We find persuasive United States v Hillard, supra, a case factually analogous to the present case. In Hillard, a juror became ill after 2 1/2 days of deliberation and a three-day recess. The two alternate jurors, who had heard all jury instructions, remained at the courthouse separated from the deliberating jurors. The trial judge decided to substitute an alternate juror because a mistrial was a great and unnecessary waste. The judge recalled and interviewed the alternate jurors, who admitted having had general discussions concerning the case, and selected one to sit.

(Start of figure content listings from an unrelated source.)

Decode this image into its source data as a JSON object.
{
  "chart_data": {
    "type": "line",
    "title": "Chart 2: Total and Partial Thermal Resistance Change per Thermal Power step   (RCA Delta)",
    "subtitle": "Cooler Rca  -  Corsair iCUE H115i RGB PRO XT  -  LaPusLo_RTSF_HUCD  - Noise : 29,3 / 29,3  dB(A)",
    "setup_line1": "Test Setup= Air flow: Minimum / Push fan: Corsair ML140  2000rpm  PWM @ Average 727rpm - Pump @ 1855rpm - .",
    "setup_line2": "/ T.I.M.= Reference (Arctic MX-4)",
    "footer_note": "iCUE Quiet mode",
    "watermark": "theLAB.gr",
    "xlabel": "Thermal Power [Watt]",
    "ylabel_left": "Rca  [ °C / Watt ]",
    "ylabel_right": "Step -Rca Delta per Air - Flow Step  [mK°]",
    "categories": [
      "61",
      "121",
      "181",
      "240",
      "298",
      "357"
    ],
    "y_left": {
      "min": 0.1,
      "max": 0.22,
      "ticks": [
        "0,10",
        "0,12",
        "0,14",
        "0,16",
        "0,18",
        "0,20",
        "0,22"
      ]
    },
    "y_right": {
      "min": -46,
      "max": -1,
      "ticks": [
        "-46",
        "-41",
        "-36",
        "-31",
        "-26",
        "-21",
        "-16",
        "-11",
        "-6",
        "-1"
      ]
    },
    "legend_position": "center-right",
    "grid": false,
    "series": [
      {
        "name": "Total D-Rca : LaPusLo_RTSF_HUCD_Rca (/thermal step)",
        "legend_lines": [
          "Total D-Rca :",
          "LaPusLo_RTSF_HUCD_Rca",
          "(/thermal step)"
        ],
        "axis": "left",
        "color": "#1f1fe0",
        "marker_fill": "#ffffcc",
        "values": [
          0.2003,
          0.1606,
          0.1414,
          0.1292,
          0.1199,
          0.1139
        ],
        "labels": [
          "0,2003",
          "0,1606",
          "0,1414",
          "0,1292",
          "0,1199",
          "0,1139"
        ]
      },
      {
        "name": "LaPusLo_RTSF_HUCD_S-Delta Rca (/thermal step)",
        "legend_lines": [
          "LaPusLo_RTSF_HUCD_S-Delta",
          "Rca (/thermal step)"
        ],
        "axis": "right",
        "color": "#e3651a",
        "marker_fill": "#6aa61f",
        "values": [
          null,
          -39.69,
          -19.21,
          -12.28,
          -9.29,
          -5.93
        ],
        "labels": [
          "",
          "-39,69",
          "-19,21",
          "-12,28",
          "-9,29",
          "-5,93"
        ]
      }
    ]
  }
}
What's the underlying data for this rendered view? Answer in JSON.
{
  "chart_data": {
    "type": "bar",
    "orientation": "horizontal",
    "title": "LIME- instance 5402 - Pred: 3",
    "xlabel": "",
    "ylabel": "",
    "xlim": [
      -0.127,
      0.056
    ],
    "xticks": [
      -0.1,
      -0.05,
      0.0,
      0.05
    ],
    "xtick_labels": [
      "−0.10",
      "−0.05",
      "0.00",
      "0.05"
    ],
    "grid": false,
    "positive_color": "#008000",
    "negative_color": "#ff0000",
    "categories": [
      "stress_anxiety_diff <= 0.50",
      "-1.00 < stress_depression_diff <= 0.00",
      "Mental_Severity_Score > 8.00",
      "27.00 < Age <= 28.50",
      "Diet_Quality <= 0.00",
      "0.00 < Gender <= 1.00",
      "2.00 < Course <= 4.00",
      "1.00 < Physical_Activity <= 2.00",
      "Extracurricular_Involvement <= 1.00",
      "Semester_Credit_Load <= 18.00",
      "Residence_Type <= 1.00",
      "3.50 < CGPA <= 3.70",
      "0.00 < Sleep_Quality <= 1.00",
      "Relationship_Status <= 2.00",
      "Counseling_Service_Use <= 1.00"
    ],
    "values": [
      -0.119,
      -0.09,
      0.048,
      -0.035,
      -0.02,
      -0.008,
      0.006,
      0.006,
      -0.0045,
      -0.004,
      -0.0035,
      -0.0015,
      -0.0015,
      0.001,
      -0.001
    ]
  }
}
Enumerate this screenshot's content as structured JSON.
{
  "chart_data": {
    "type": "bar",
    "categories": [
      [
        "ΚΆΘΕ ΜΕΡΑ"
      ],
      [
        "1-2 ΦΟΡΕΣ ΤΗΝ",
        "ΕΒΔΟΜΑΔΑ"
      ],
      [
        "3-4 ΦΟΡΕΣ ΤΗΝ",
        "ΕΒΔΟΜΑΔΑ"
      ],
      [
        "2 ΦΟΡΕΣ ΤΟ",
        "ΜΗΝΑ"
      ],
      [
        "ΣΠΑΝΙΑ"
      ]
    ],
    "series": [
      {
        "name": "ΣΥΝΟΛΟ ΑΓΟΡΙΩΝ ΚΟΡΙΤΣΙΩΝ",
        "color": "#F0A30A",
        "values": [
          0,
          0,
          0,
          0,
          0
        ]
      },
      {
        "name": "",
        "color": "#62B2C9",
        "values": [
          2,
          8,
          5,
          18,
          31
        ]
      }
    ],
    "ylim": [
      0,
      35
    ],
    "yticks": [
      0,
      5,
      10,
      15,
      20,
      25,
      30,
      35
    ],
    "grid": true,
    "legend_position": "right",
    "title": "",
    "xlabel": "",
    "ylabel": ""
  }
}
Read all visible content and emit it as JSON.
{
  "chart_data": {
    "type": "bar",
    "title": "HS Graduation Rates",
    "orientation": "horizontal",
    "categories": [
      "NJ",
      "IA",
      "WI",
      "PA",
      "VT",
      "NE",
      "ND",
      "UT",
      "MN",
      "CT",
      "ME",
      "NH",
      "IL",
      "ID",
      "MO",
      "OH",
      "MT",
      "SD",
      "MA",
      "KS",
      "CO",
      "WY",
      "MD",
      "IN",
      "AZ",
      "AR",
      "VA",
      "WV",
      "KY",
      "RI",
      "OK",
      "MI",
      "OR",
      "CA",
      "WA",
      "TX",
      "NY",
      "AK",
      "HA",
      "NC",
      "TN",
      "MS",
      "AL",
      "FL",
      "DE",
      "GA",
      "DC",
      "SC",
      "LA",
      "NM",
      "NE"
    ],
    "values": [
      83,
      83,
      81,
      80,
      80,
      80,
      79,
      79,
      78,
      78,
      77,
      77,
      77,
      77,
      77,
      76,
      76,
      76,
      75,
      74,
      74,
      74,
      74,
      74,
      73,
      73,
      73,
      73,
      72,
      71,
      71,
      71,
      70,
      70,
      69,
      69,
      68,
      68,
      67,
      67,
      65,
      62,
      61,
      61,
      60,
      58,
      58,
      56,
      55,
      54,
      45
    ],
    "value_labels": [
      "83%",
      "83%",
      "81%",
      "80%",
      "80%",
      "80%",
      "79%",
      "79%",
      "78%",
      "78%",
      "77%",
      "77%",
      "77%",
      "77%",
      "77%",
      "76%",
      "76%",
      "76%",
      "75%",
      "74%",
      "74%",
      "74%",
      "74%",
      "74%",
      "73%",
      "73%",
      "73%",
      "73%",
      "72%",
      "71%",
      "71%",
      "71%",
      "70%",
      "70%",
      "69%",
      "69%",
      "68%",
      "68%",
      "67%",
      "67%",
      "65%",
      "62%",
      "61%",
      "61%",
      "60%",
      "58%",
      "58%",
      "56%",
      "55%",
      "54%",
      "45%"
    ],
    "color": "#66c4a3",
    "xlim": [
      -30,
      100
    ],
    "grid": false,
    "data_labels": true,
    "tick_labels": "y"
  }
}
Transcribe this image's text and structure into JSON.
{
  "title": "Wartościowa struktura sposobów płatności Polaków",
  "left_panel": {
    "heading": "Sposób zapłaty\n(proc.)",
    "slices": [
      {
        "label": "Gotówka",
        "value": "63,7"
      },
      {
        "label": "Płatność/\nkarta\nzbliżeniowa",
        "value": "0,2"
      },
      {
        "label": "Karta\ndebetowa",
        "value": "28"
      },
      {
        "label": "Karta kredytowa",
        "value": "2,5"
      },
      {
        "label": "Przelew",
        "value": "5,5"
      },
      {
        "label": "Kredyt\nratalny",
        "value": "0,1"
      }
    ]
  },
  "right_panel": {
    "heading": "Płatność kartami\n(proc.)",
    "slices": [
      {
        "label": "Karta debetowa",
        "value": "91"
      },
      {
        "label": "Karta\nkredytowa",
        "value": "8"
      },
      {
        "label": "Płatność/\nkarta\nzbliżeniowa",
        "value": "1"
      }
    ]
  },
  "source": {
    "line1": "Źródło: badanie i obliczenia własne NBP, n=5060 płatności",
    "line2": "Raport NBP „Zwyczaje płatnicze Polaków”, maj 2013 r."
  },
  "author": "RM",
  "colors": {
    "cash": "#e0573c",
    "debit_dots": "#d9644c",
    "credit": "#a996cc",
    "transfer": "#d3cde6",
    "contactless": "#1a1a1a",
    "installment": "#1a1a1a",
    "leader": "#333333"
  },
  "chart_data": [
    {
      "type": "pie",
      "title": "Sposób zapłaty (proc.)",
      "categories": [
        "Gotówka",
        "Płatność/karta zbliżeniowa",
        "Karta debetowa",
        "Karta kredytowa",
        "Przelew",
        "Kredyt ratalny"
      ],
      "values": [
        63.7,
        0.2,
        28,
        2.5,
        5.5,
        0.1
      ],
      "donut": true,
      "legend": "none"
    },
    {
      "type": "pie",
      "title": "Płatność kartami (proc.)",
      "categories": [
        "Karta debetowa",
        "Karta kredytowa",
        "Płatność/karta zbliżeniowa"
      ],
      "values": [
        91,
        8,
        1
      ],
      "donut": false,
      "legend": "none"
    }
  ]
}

The court then instructed the entire jury panel to begin deliberations "from scratch." The Hillard court found that the two-day deliberation that followed the substitution procedure and the discriminating verdict returned by the jury supported the conclusion that the jury had indeed followed the trial court's instructions that the verdict must be the product of the thought and mutual deliberation of all twelve jurors.

While there may have been other measures the trial court could have taken under the circumstances *331 of the case, we find no indication that defendant was prejudiced by the trial court's decision to recall the alternate jurors and substitute one of them for a juror excused on account of illness. Many of the factors considered important by the Hillard court and other courts which have considered this issue were present in this case. The case involved several counts of tax fraud against several defendants. Over ten full days of testimony was presented to the jury over the course of 2 1/2 weeks. The types of precautions recommended by the courts were taken in this case, and the jurors reaffirmed their ability to fully and fairly consider the case on the evidence as presented and the law as instructed. The fact that the jury retired for another 2 1/2 days to deliberate and returned a verdict that distinguished between several different counts and defendants supports the notion that the jury fully and fairly considered the case. Under these circumstances, reversal is unwarranted. Affirmed.

NOTES

[*] Circuit judge, sitting on the Court of Appeals by assignment.